My bike broke down. Luckily, I had my camera

Before I get too deep, I just want to get it out of the way: OpenAI’s o3 model is im­pres­sive. With its tool use and web search ca­pa­bil­i­ties, it can do a lot more than most of­fer­ings out there.

That said, al­though I’ve found it to be quite a ca­pa­ble coder, I still don’t trust it with any­thing im­por­tant. Once or twice, I’ve in­structed it to out­line a React com­po­nent, only to rewrite most of it my­self.

I also don’t trust its fac­tual ac­cu­racy at all. Af­ter hal­lu­ci­nat­ing a camp­ground and sev­eral en­tire web APIs, I can’t quite be­lieve any­thing it says. Not that I’ve trusted any model that came be­fore.

That said, there is one thing it is in­cred­i­bly use­ful for: find­ing canon­i­cal doc­u­men­ta­tion for com­plex sub­jects.

I’ve found the great­est suc­cess, per­son­ally and pro­fes­sion­ally, when I am work­ing with the most con­crete and orig­i­nal source of in­for­ma­tion avail­able. When work­ing with the web, the most canon­i­cal source is the W3C spec. When work­ing with com­pil­ers, it’s The Dragon Book. When re­search­ing the ins and outs of GNU/Linux sys­tems, it’s the man page.

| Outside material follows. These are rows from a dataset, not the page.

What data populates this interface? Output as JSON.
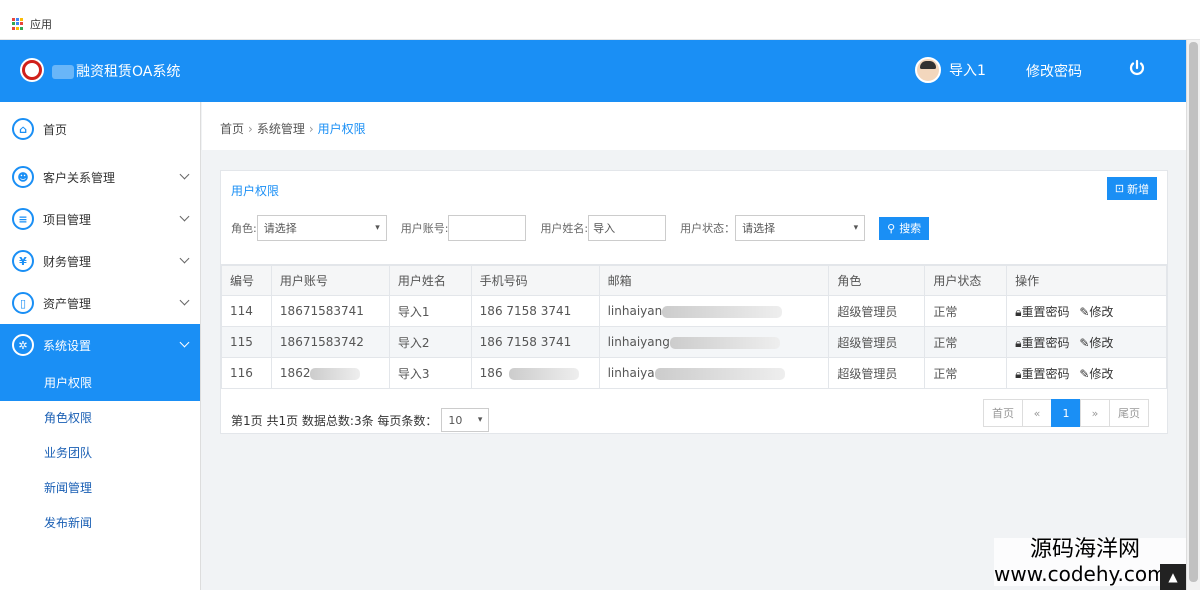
{
  "browser": {
    "apps_label": "应用"
  },
  "header": {
    "title": "融资租赁OA系统",
    "user_name": "导入1",
    "change_password": "修改密码"
  },
  "sidebar": {
    "items": [
      {
        "label": "首页",
        "icon": "home-icon"
      },
      {
        "label": "客户关系管理",
        "icon": "users-icon"
      },
      {
        "label": "项目管理",
        "icon": "list-icon"
      },
      {
        "label": "财务管理",
        "icon": "yen-icon"
      },
      {
        "label": "资产管理",
        "icon": "file-icon"
      },
      {
        "label": "系统设置",
        "icon": "gear-icon"
      }
    ],
    "sub_items": [
      "用户权限",
      "角色权限",
      "业务团队",
      "新闻管理",
      "发布新闻"
    ]
  },
  "breadcrumb": {
    "home": "首页",
    "parent": "系统管理",
    "current": "用户权限"
  },
  "panel": {
    "title": "用户权限",
    "add_label": "新增",
    "filters": {
      "role_label": "角色:",
      "role_value": "请选择",
      "account_label": "用户账号:",
      "account_value": "",
      "name_label": "用户姓名:",
      "name_value": "导入",
      "status_label": "用户状态：",
      "status_value": "请选择"
    },
    "search_label": "搜索"
  },
  "table": {
    "headers": [
      "编号",
      "用户账号",
      "用户姓名",
      "手机号码",
      "邮箱",
      "角色",
      "用户状态",
      "操作"
    ],
    "rows": [
      [
        "114",
        "18671583741",
        "导入1",
        "186 7158 3741",
        "linhaiyan",
        "超级管理员",
        "正常"
      ],
      [
        "115",
        "18671583742",
        "导入2",
        "186 7158 3741",
        "linhaiyang",
        "超级管理员",
        "正常"
      ],
      [
        "116",
        "1862",
        "导入3",
        "186",
        "linhaiya",
        "超级管理员",
        "正常"
      ]
    ],
    "action_reset": "重置密码",
    "action_edit": "修改"
  },
  "pagination": {
    "info": "第1页 共1页 数据总数:3条 每页条数：",
    "page_size": "10",
    "first": "首页",
    "prev": "«",
    "current": "1",
    "next": "»",
    "last": "尾页"
  },
  "watermark": {
    "line1": "源码海洋网",
    "line2": "www.codehy.com"
  },
  "colors": {
    "primary": "#1a8ff5"
  }
}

This can’t be a novel con­cept. You (the reader) must see things the same way I do. Even LinkedIn seems to agree that base-truth doc­u­men­ta­tion is where we should be get­ting our in­for­ma­tion.

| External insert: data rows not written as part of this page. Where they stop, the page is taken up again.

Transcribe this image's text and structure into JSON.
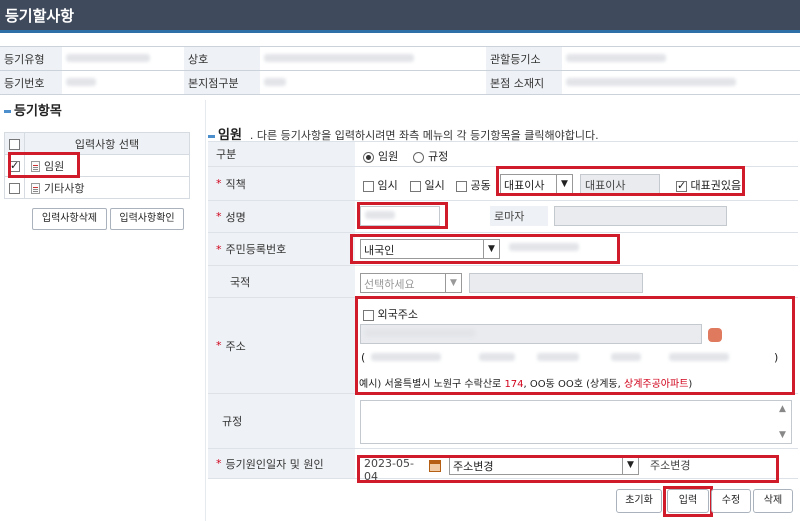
{
  "page": {
    "title": "등기할사항"
  },
  "info": {
    "labels": [
      "등기유형",
      "상호",
      "관할등기소",
      "등기번호",
      "본지점구분",
      "본점 소재지"
    ]
  },
  "left": {
    "section_title": "등기항목",
    "table_header": "입력사항 선택",
    "items": [
      {
        "label": "임원",
        "checked": true
      },
      {
        "label": "기타사항",
        "checked": false
      }
    ],
    "buttons": [
      "입력사항삭제",
      "입력사항확인"
    ]
  },
  "right": {
    "title": "임원",
    "hint": ". 다른 등기사항을 입력하시려면 좌측 메뉴의 각 등기항목을 클릭해야합니다."
  },
  "form": {
    "type": {
      "label": "구분",
      "options": [
        "임원",
        "규정"
      ],
      "selected": "임원"
    },
    "position": {
      "label": "직책",
      "checkboxes": [
        "임시",
        "일시",
        "공동"
      ],
      "select_value": "대표이사",
      "text_value": "대표이사",
      "rep_label": "대표권있음",
      "rep_checked": true
    },
    "name": {
      "label": "성명",
      "roman_label": "로마자"
    },
    "rrn": {
      "label": "주민등록번호",
      "select_value": "내국인"
    },
    "nationality": {
      "label": "국적",
      "select_placeholder": "선택하세요"
    },
    "address": {
      "label": "주소",
      "foreign_label": "외국주소",
      "bracket_open": "(",
      "bracket_close": ")",
      "example_prefix": "예시) 서울특별시 노원구 수락산로",
      "example_num": "174",
      "example_mid": ", OO동 OO호 (상계동,",
      "example_apt": "상계주공아파트",
      "example_end": ")"
    },
    "rule": {
      "label": "규정"
    },
    "cause": {
      "label": "등기원인일자 및 원인",
      "date_value": "2023-05-04",
      "select_value": "주소변경",
      "text_value": "주소변경"
    }
  },
  "actions": {
    "reset": "초기화",
    "input": "입력",
    "edit": "수정",
    "delete": "삭제"
  },
  "colors": {
    "header_bg": "#3f4a5c",
    "accent": "#4d8fcc",
    "highlight": "#d01c2a"
  }
}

I’ve al­ways won­dered: if the W3C spec is the best place to find in­for­ma­tion about the web, why is­n’t it the first re­sult on Google? Why, af­ter all these years, is W3Schools still the first re­sult 90% of the time?

I use o3 to find canon­i­cal sources of in­for­ma­tion.

I was re­cently look­ing to im­prove the dy­namic range in my cam­era, but do so be­fore my post-pro­cess­ing step. By im­prov­ing dy­namic range in-cam­era, I can avoid the pit­falls of cer­tain kinds of com­pres­sion. I asked o3: find me the canon­i­cal guide for im­prov­ing dy­namic range on my D7100 from the most au­thor­i­ta­tive source.”

I learnt more from the re­sult­ing guide (which was hosted on the Nikon web­site, NOT ChatGPT) than the last three years of shoot­ing, com­bined.